The FSSAI has sent a similar note to the Tamil Nadu Co-operative Milk Producers Federation, whom it has asked to display ‘tayir‘, the Tamil equivalent of curd in brackets, beside the more prominent ‘dahi’.

These notes from the FSSAI have come after milk federations of these two southern states, along with Kerala, had requested that they be allowed to use local nomenclature in curd packets.

The letter received by the Karnataka Milk Federation is signed by FSSAI’s Joint Director (Science and Standard). It says:

“Dahi can be labelled as per the following examples. Dahi (Curd), Dahi (Mosaru), Dahi (Zaamut daud), Dahi (Tayir), Dahi (Perugu) or Dahi (Tair) etc., based on the regional nomenclature used in different states for Dahi.”

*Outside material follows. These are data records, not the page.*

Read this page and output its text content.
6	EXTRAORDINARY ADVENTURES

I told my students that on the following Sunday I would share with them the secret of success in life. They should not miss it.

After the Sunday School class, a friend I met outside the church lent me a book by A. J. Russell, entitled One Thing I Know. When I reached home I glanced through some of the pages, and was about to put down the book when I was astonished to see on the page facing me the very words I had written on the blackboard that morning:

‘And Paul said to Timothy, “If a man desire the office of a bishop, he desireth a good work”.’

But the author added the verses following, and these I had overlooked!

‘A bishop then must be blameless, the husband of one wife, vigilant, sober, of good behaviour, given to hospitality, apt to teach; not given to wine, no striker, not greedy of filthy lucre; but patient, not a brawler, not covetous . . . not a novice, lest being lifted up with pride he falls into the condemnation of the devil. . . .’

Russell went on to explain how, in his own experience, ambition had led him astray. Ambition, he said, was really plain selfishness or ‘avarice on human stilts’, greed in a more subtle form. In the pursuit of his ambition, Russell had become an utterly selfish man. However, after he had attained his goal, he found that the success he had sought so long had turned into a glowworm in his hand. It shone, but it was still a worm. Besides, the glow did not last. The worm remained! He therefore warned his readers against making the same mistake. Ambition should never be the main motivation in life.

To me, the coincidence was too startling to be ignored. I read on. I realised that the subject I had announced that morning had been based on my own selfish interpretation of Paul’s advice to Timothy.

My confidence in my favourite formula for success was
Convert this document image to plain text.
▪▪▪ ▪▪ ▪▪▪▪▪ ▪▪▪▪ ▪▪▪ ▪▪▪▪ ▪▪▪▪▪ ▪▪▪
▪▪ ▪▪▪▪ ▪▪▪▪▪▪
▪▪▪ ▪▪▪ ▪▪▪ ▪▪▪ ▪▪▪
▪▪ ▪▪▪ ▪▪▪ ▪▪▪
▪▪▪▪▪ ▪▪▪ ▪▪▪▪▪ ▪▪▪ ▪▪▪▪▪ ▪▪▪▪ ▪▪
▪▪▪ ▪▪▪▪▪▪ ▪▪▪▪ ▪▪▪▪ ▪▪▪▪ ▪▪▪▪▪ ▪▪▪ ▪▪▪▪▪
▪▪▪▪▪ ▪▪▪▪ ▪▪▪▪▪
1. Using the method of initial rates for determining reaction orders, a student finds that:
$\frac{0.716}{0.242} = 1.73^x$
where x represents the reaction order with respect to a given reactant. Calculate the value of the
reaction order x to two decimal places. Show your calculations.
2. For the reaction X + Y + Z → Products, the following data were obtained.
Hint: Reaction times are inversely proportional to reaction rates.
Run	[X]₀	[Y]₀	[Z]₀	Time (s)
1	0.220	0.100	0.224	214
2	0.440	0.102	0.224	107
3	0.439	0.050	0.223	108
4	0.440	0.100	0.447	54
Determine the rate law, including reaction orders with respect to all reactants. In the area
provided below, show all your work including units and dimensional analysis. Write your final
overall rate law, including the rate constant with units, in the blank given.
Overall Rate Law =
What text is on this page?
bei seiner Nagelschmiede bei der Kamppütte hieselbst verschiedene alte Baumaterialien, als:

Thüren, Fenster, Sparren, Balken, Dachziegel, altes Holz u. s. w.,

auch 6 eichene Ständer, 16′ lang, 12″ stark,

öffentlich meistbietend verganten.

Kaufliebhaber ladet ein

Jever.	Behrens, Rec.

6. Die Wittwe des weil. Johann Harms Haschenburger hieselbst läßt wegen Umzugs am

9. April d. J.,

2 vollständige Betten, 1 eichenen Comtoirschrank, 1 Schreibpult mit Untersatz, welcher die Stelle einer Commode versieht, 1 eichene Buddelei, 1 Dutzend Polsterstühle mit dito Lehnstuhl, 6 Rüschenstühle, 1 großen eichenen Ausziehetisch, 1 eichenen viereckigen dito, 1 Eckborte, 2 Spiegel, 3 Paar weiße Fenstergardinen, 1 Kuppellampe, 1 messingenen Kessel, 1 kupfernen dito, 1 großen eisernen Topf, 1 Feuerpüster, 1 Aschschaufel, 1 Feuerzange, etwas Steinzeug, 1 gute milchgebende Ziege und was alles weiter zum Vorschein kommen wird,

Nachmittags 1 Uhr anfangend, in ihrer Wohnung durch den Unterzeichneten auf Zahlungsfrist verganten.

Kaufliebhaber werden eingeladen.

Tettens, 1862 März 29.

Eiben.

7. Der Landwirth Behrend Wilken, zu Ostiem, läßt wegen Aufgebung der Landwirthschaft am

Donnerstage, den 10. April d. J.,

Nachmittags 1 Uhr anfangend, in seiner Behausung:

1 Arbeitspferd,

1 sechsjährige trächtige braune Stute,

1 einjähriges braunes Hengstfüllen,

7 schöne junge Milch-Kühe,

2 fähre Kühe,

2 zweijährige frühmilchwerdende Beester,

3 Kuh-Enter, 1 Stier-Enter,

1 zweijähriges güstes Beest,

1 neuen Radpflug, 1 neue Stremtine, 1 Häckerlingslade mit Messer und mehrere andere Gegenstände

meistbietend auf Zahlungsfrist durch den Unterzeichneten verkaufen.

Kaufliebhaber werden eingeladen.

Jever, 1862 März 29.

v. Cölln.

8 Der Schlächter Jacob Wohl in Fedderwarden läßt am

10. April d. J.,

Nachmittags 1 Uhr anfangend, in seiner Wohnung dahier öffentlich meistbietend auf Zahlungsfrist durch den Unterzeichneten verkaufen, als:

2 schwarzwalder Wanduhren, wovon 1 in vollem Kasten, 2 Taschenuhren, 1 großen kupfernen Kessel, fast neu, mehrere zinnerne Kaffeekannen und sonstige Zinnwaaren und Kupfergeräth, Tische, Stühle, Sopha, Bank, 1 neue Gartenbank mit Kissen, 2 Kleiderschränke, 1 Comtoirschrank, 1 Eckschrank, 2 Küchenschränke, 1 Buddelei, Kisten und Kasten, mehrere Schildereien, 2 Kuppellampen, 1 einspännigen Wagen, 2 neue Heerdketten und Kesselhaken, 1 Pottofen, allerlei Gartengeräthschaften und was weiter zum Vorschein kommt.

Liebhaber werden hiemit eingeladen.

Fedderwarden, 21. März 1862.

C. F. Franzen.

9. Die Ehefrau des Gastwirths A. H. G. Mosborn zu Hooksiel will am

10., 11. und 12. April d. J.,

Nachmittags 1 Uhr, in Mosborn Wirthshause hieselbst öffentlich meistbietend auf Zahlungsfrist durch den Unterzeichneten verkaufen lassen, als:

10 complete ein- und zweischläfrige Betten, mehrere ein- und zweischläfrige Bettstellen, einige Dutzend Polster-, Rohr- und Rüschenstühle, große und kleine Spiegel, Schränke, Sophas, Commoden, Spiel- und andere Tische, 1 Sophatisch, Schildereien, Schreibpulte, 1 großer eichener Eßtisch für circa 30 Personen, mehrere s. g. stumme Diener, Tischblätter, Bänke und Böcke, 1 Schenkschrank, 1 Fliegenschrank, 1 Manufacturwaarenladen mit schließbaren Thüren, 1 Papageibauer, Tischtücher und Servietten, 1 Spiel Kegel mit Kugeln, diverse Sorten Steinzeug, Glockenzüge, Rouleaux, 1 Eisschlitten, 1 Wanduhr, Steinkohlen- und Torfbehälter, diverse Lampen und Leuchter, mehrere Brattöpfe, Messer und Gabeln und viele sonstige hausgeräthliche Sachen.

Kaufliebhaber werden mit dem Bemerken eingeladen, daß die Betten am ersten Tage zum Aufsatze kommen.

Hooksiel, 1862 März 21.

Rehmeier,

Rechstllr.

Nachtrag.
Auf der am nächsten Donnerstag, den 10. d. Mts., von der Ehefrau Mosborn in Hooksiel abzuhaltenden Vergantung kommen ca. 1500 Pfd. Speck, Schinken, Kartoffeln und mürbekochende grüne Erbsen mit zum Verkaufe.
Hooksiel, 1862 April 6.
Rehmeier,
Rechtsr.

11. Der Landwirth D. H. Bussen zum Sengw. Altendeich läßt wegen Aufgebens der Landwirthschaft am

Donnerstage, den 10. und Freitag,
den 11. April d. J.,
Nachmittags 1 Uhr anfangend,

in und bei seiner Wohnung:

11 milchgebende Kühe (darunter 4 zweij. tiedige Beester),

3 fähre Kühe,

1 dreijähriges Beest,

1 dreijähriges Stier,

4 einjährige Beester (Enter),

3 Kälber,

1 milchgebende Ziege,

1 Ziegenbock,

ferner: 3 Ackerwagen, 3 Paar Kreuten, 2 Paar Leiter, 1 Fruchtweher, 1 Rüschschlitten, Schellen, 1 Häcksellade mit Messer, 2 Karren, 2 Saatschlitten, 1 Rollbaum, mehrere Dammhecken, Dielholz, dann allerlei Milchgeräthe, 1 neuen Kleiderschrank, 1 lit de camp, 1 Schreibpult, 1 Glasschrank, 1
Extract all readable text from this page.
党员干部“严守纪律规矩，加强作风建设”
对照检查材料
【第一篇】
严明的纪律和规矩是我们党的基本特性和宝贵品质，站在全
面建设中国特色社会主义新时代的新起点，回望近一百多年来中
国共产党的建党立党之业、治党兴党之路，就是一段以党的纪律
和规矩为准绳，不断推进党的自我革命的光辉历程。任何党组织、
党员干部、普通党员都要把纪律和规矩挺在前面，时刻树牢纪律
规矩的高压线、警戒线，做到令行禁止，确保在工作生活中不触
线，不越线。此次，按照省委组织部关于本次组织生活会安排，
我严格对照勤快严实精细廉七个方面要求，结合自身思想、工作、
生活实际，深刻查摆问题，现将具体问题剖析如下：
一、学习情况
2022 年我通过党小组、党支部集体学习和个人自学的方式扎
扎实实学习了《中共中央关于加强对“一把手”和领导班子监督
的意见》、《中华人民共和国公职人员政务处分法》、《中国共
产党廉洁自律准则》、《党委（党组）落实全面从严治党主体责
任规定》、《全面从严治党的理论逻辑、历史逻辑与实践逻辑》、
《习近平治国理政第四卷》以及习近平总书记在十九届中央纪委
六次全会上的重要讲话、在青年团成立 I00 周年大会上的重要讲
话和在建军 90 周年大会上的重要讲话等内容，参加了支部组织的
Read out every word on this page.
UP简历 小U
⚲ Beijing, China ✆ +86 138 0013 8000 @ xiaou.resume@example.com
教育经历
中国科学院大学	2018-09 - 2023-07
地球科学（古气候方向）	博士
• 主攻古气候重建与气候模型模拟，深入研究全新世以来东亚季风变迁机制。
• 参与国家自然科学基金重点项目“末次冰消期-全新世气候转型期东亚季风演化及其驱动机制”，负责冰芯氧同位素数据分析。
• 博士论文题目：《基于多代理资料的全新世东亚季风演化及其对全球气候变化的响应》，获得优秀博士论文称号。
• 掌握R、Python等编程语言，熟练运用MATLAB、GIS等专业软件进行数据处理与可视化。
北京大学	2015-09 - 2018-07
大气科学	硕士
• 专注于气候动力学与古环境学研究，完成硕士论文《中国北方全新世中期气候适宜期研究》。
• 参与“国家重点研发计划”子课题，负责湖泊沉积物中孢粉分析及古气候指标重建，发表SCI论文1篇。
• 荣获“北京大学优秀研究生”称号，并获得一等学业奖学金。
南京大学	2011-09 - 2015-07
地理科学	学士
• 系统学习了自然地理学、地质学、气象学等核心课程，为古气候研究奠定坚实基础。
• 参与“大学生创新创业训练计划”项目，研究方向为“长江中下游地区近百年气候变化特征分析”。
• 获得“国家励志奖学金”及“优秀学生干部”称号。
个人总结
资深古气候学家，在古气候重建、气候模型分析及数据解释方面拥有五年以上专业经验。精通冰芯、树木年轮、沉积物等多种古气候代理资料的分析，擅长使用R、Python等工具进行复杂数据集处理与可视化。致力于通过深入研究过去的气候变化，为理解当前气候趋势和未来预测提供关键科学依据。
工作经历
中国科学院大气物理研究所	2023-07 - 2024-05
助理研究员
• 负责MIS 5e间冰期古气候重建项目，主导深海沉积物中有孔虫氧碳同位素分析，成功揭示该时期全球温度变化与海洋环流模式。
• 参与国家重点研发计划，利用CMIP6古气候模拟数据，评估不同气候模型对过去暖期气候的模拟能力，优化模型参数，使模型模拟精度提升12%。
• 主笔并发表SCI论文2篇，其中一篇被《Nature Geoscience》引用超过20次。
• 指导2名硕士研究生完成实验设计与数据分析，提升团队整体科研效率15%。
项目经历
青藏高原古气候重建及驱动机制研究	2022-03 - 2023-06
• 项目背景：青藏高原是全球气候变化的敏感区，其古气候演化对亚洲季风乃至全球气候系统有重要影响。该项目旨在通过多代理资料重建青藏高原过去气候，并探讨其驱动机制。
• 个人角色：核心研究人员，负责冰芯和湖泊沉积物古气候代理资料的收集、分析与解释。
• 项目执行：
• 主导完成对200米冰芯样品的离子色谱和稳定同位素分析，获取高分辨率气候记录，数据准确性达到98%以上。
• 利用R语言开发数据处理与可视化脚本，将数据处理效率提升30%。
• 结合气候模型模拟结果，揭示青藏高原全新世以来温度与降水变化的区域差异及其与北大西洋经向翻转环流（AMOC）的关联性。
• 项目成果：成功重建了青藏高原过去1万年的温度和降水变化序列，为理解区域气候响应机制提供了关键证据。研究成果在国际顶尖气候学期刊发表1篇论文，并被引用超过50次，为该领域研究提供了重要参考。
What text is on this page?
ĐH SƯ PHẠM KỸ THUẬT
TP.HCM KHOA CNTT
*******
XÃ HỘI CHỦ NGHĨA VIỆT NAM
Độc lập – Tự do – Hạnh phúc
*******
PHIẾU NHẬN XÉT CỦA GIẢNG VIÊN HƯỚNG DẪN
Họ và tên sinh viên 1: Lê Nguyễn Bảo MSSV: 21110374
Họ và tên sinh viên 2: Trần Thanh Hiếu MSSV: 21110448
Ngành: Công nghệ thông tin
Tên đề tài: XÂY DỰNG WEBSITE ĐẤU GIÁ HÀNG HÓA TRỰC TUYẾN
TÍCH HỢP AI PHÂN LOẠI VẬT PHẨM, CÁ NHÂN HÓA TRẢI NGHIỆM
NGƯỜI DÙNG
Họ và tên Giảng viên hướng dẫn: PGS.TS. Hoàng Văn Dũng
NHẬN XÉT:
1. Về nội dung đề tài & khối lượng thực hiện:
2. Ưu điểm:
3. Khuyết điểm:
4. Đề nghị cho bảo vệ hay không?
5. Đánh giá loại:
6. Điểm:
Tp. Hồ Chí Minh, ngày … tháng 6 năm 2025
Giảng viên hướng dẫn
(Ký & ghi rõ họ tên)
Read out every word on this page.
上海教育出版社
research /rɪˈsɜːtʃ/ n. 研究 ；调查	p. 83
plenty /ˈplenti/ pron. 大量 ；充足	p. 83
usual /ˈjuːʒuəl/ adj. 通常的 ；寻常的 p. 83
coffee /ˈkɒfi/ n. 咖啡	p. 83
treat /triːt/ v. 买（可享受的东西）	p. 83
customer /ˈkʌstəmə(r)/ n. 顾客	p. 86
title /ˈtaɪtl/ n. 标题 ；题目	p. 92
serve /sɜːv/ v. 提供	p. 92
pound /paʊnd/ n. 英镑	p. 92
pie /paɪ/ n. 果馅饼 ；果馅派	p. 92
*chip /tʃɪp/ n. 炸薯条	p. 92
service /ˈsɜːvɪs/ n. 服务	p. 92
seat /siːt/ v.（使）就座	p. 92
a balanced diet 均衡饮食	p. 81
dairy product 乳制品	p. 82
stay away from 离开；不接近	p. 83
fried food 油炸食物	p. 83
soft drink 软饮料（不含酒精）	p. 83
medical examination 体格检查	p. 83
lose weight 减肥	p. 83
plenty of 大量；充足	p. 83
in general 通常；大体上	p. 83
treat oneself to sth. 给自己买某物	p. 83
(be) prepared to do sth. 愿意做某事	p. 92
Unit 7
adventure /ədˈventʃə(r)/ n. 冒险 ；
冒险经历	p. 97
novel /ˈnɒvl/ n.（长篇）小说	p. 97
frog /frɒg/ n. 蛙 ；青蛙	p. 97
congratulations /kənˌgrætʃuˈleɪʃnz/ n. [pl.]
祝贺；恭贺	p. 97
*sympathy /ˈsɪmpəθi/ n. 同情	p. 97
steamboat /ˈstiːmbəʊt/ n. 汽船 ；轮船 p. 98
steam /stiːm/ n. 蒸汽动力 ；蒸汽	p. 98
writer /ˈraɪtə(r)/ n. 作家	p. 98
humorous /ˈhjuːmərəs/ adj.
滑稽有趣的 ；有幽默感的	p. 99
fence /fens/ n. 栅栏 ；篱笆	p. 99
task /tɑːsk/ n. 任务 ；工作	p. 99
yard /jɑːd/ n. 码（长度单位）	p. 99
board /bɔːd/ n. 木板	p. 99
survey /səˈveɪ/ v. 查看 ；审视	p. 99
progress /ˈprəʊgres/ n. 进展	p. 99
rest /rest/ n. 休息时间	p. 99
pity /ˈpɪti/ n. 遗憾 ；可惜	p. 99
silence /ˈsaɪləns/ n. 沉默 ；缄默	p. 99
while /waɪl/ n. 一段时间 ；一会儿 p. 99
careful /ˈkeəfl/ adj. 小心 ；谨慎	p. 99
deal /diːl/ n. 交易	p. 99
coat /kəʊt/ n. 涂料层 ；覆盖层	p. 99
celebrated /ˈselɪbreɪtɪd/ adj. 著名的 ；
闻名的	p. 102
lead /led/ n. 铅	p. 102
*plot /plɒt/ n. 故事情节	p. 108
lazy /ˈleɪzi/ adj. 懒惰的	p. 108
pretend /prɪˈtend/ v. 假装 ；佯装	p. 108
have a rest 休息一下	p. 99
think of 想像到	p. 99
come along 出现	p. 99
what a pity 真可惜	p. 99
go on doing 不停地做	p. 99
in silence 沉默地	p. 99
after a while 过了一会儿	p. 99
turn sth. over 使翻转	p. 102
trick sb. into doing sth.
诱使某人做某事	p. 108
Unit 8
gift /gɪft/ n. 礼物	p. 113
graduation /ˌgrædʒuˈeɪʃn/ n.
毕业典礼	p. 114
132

Narasimhamurthy, the president of Bengaluru Milk Union Limited, told Hindu that the federation is likely to seek a review of the decision. Several groups have already met authorities of the Karnataka Milk Federation and requested that the packets carry local words for curd more prominently.

Last year, Tamil Nadu chief minister M.K. Stalin – after certain recommendations had been made by the Committee of Parliament on Official Language headed by Union home minister Amit Shah – wrote to Prime Minister Narendra Modi to raise his objections against what he called the Union government’s attempts to “impose Hindi by all possible avenues” in the country.

The Shah-led committee held that the medium of instruction in all technical or non-technical educational institutions should mandatorily be Hindi and other local languages.

Stalin called the move “impractical” and “divisive”, adding that it would put people from non-Hindi speaking states at a disadvantage and “jeopardise the spirit” of Union-state relations.

Kerala chief minister Pinarayi Vijayan had also written to the prime minister noting his exception to the Shah-led panel’s recommendations.

Earlier last year, Shah had suggested that people from various states should communicate with each other in Hindi and not English.

Many opposition politicians and experts have criticised the idea of equating learning Hindi with nationalism considering that huge swathes of India’s population do not speak the language.